Ghislaine swallowed hard, nodding as the rest of the Thirteen readied beyond them. The warrior-scholar whispered so only Manon and Asterin could hear. “He was one of the three Valg kings who invaded this world at
the dawn of time. The other two were either killed or sent back to their dark world. He was stranded here, with a small army. He fled to this continent after Maeve and Brannon squashed his forces, and spent a thousand years rebuilding his numbers in secret, deep beyond the White Fangs. When he was ready, when he noticed that King Brannon’s flame was dimming, Erawan launched his attack to claim this continent. Legend has it that he was defeated by Brannon’s own daughter and her human mate.”
Asterin snorted. “It would seem that legend is wrong.”
Manon released Ghislaine’s arm. “Get ready. Tell the others when you can.”
Ghislaine bowed her head and stalked into the arsenal.
Manon ignored Asterin’s narrow stare. Now was not the time for this conversation.
She found the mute blacksmith by his usual forge, sweat streaming down his soot-stained brow. But his eyes were solid, calm, as he pulled back the canvas tarp on his worktable to reveal her armor. Polished, ready.
The suit of dark metal had been fashioned like intricate wyvern scales. Manon ran a finger along the overlapping plates and lifted a gauntlet, perfectly formed to her own hand. “It’s beautiful.”
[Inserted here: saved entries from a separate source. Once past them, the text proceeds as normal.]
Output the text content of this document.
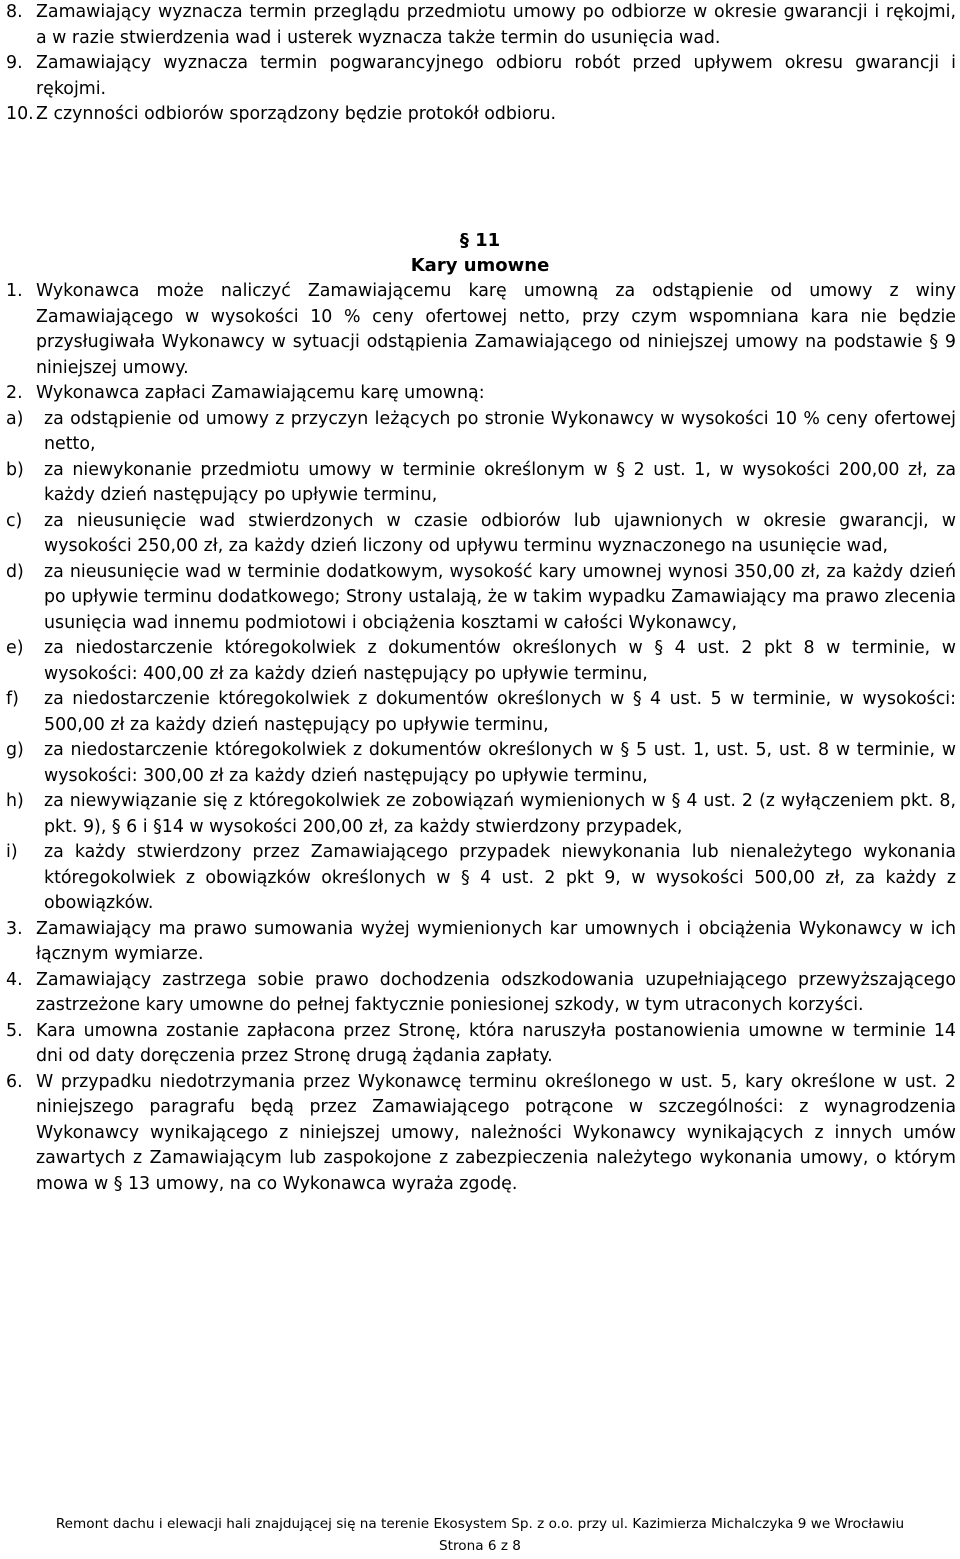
8. Zamawiający wyznacza termin przeglądu przedmiotu umowy po odbiorze w okresie gwarancji i rękojmi, a w razie stwierdzenia wad i usterek wyznacza także termin do usunięcia wad.
9. Zamawiający wyznacza termin pogwarancyjnego odbioru robót przed upływem okresu gwarancji i rękojmi.
10. Z czynności odbiorów sporządzony będzie protokół odbioru.
§ 11
Kary umowne
1. Wykonawca może naliczyć Zamawiającemu karę umowną za odstąpienie od umowy z winy Zamawiającego w wysokości 10 % ceny ofertowej netto, przy czym wspomniana kara nie będzie przysługiwała Wykonawcy w sytuacji odstąpienia Zamawiającego od niniejszej umowy na podstawie § 9 niniejszej umowy.
2. Wykonawca zapłaci Zamawiającemu karę umowną:
a)	za odstąpienie od umowy z przyczyn leżących po stronie Wykonawcy w wysokości 10 % ceny ofertowej netto,
b)	za niewykonanie przedmiotu umowy w terminie określonym w § 2 ust. 1, w wysokości 200,00 zł, za każdy dzień następujący po upływie terminu,
c)	za nieusunięcie wad stwierdzonych w czasie odbiorów lub ujawnionych w okresie gwarancji, w wysokości 250,00 zł, za każdy dzień liczony od upływu terminu wyznaczonego na usunięcie wad,
d)	za nieusunięcie wad w terminie dodatkowym, wysokość kary umownej wynosi 350,00 zł, za każdy dzień po upływie terminu dodatkowego; Strony ustalają, że w takim wypadku Zamawiający ma prawo zlecenia usunięcia wad innemu podmiotowi i obciążenia kosztami w całości Wykonawcy,
e)	za niedostarczenie któregokolwiek z dokumentów określonych w § 4 ust. 2 pkt 8 w terminie, w wysokości: 400,00 zł za każdy dzień następujący po upływie terminu,
f)	za niedostarczenie któregokolwiek z dokumentów określonych w § 4 ust. 5 w terminie, w wysokości: 500,00 zł za każdy dzień następujący po upływie terminu,
g)	za niedostarczenie któregokolwiek z dokumentów określonych w § 5 ust. 1, ust. 5, ust. 8 w terminie, w wysokości: 300,00 zł za każdy dzień następujący po upływie terminu,
h)	za niewywiązanie się z któregokolwiek ze zobowiązań wymienionych w § 4 ust. 2 (z wyłączeniem pkt. 8, pkt. 9), § 6 i §14 w wysokości 200,00 zł, za każdy stwierdzony przypadek,
i)	za każdy stwierdzony przez Zamawiającego przypadek niewykonania lub nienależytego wykonania któregokolwiek z obowiązków określonych w § 4 ust. 2 pkt 9, w wysokości 500,00 zł, za każdy z obowiązków.
3. Zamawiający ma prawo sumowania wyżej wymienionych kar umownych i obciążenia Wykonawcy w ich łącznym wymiarze.
4. Zamawiający zastrzega sobie prawo dochodzenia odszkodowania uzupełniającego przewyższającego zastrzeżone kary umowne do pełnej faktycznie poniesionej szkody, w tym utraconych korzyści.
5. Kara umowna zostanie zapłacona przez Stronę, która naruszyła postanowienia umowne w terminie 14 dni od daty doręczenia przez Stronę drugą żądania zapłaty.
6. W przypadku niedotrzymania przez Wykonawcę terminu określonego w ust. 5, kary określone w ust. 2 niniejszego paragrafu będą przez Zamawiającego potrącone w szczególności: z wynagrodzenia Wykonawcy wynikającego z niniejszej umowy, należności Wykonawcy wynikających z innych umów zawartych z Zamawiającym lub zaspokojone z zabezpieczenia należytego wykonania umowy, o którym mowa w § 13 umowy, na co Wykonawca wyraża zgodę.
Remont dachu i elewacji hali znajdującej się na terenie Ekosystem Sp. z o.o. przy ul. Kazimierza Michalczyka 9 we Wrocławiu
Strona 6 z 8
Horrible, yet beautiful. She wondered what he made of the fact that he’d forged this armor for her to wear while ending the lives of his countrymen. His ruddy face revealed nothing.
She stripped off her red cloak and began donning the armor bit by bit. It slid over her like a second skin, flexible and pliant where she needed it to be, unyielding where her life depended on it.
When she was done, the blacksmith looked her over and nodded, then reached below his table to place another object on its surface. For a heartbeat, Manon only stared at the crowned helmet.
It had been forged of the same dark metal, the nose and brow guards fashioned so that most of her face would be in shadow—save for her mouth. And her iron teeth. The six lances of the crown jutted upward like small swords.
A conqueror’s helm. A demon’s helm.
Manon felt the eyes of her Thirteen, now armed, upon her as she tucked her braid into the neck of her armor and lifted the helmet over her head.
It fitted easily, its interior cool against her hot skin. Even with the shadows that hid most of her face, she could see the blacksmith with perfect clarity as his chin dipped in approval.
She had no idea why she bothered, but Manon found herself saying, “Thank you.”
Another shallow nod was his only reply before she swept from his table.
Soldiers cowered from her storming path as she signaled to the Thirteen and mounted Abraxos, her wyvern preening in his new armor.
She didn’t look back at Morath as they took to the gray skies.